Obscure Brooklyn Rock Venues: Loews/Universal 46th Street Theatre

Sure, you knew about the famed Fox and Paramount theaters downtown, where lots of early rock and pop acts performed. Even 9th Street's Prospect Theatre (now a C-town between 5th and 6th avenues) hosted the Dave Clark Five, among other groovies.

But did psychedelia ever make its way Deep in the Heart of Brooklyn? Sure enough, it did.

From November 11 through November 14, 1970, a fantastic double bill featured Hot Tuna with the Grateful Dead as an opening act at the "46th St. Rock Palace - Brooklyn, NY". This shows the early prominence of the Airplane and its personnel (Jorma Kaukonen and Jack Casady), while the Dead were still relatively less known, before becoming the enormous cultural phenomena (and pop cash machine) that it did in larter decades until guitarist Jerry Garcia's death in 1993.

I vaguely remember seeing a later version of Garcia's bluegrass spin-off, Old and in the Way, only with another musician substituting for Jerry Garcia on banjo, along with Peter Rowan and David Grisman, at Brooklyn College's Student Union (SUBO), in the early 70s, but my details are hazy.

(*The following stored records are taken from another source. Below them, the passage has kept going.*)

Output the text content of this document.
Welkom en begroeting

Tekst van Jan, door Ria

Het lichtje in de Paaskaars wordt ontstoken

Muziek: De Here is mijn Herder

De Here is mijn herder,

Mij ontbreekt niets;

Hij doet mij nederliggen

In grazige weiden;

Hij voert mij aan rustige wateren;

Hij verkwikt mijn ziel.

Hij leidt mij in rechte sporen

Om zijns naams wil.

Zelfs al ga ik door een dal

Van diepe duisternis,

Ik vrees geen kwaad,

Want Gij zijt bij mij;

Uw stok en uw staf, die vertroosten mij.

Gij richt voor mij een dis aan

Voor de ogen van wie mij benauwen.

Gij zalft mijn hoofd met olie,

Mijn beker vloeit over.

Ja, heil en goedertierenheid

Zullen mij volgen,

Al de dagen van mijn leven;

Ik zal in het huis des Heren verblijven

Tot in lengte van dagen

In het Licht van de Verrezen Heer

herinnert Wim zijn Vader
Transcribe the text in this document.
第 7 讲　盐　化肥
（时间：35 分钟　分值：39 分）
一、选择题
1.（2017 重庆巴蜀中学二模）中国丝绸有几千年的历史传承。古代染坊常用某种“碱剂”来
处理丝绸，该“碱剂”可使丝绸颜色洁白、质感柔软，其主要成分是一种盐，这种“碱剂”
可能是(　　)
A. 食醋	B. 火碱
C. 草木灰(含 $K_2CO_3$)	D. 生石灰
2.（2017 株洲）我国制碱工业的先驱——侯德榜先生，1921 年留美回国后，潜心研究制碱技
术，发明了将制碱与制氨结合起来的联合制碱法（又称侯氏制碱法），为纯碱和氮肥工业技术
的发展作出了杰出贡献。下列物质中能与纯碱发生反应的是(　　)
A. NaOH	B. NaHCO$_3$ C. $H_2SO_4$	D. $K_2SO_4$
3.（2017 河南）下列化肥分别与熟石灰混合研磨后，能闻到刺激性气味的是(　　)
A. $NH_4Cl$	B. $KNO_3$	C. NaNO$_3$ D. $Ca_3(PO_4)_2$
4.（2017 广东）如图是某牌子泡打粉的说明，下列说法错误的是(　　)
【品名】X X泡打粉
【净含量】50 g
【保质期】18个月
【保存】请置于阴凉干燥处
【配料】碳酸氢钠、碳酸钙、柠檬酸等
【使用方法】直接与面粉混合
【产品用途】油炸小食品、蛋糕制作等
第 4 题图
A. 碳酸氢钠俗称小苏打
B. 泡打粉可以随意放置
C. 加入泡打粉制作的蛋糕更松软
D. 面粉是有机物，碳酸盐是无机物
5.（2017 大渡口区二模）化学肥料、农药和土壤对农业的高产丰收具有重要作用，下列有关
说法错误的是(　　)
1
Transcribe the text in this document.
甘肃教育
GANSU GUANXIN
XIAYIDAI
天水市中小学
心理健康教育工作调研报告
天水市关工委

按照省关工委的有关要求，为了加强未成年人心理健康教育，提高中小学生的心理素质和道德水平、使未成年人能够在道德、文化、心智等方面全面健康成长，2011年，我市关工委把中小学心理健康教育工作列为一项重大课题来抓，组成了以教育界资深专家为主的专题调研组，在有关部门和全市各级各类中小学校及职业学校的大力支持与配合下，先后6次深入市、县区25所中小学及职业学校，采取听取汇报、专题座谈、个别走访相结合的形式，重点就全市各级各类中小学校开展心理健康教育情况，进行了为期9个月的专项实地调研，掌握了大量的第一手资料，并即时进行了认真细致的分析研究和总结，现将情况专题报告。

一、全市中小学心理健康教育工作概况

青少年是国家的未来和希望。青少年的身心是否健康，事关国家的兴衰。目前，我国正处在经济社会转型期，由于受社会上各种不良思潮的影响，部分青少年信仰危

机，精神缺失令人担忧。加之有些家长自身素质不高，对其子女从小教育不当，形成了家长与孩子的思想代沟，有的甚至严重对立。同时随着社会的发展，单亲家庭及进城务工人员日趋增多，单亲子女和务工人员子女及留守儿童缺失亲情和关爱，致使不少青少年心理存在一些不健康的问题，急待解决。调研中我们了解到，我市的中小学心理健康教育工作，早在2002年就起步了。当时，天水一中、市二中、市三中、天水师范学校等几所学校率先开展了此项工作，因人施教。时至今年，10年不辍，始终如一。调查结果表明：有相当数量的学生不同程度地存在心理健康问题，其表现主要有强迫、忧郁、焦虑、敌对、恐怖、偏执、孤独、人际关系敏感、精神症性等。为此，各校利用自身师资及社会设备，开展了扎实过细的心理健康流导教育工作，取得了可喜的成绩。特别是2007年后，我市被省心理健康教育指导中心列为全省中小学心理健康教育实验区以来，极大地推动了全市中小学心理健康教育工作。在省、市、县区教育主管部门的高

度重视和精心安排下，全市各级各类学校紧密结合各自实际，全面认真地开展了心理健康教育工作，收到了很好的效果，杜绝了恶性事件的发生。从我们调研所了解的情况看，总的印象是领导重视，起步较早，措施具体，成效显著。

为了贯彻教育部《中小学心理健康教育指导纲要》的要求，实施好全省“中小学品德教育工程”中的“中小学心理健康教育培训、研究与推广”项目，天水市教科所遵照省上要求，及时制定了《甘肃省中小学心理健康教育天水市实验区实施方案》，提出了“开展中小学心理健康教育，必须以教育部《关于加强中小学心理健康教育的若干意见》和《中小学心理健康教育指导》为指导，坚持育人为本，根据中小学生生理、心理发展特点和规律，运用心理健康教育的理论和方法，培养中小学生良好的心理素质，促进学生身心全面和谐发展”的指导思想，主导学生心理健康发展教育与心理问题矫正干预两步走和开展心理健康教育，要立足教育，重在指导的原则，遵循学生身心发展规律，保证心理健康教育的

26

But the idea of a Tuna/Dead show in Bensonhurst is fabulous. The 46th street theatre was located at 4515 New Utrecht Avenue. According to www.Cinematreasures.org,
Loew's 46th Street Theatre, now closed, seated 2,675 with a single screen, and an atmospheric theatre style. Architect: John Eberson. Closed in 1973, the Universal Theatre, better known as the 46th Street Theatre, was converted into retail space.